Despite the niceness, Ryanair's Sorahan has been less nice where some passengers are concerned. The airline's niceness has rebounded on it. Passengers, in his words, "are taking the piss". On-board luggage can and does exceed ten kilos. People coming with the "kitchen sink" could make the airline change its policy. Then, he adds, there are two-year-olds wheeling a bag onto the plane. Really? Two-year-olds manoeuvring ten kilos, even if they are on wheels?

But it does seem as if the niceness policy has got out of hand, while the nonsense of transferring luggage just as people are about to enter the plane is, well, nonsense.

In this era of low-cost travel, what do people want from an airline? Everything it appears. Cheapness creates demand for ever more cheapness, be it lugging oversize cases onto the plane or free water. The mass-production nature of the low-cost operation brings its downsides; inevitably, it does. The exercise is fundamentally about getting from A to B in the least expensive way possible: expense to both passenger and airline. Accordingly, not everything can be had. A one hundred per cent satisfaction rate, and certainly on a consistent basis, is not achievable.

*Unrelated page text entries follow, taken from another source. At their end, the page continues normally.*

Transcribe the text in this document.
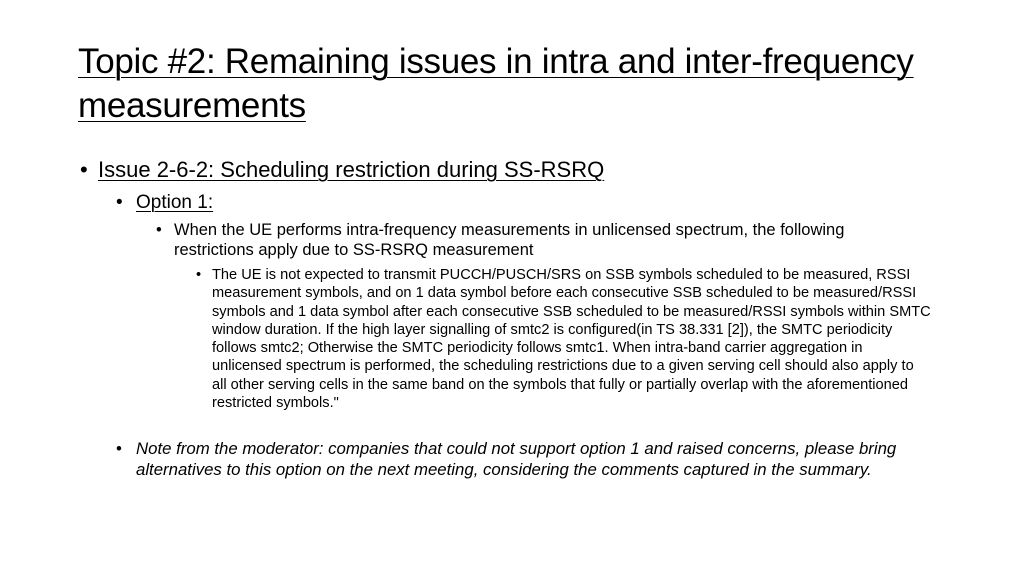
Topic #2: Remaining issues in intra and inter-frequency measurements
• Issue 2-6-2: Scheduling restriction during SS-RSRQ
• Option 1:
• When the UE performs intra-frequency measurements in unlicensed spectrum, the following restrictions apply due to SS-RSRQ measurement
• The UE is not expected to transmit PUCCH/PUSCH/SRS on SSB symbols scheduled to be measured, RSSI measurement symbols, and on 1 data symbol before each consecutive SSB scheduled to be measured/RSSI symbols and 1 data symbol after each consecutive SSB scheduled to be measured/RSSI symbols within SMTC window duration. If the high layer signalling of smtc2 is configured(in TS 38.331 [2]), the SMTC periodicity follows smtc2; Otherwise the SMTC periodicity follows smtc1. When intra-band carrier aggregation in unlicensed spectrum is performed, the scheduling restrictions due to a given serving cell should also apply to all other serving cells in the same band on the symbols that fully or partially overlap with the aforementioned restricted symbols."
• Note from the moderator: companies that could not support option 1 and raised concerns, please bring alternatives to this option on the next meeting, considering the comments captured in the summary.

Such satisfaction becomes ever more difficult to attain when one factors in the sheer scale of low-cost flights. The UK provides over a third of all low-cost passengers in and out of Spain: getting on for eight million of them who vastly exceed the numbers anywhere else. The Spanish bridle somewhat at the knowledge that a) there is so much low-cost travel, b) Ryanair, easyjet and Vueling (part of IAG) account for more than 60% of it, c) these three airlines account for a third of all international passengers.

This is condemned for contributing to "low-cost tourists". It may well do, but it also contributes to a highly buoyant tourism economy, and about the only Spanish-owned airline of any note that has been left standing - Air Europa - is now trying to play low-cost catch-up.

It is mass-production, commodity travel. It's nice because it's cheap. There would be way more complaints if it weren't.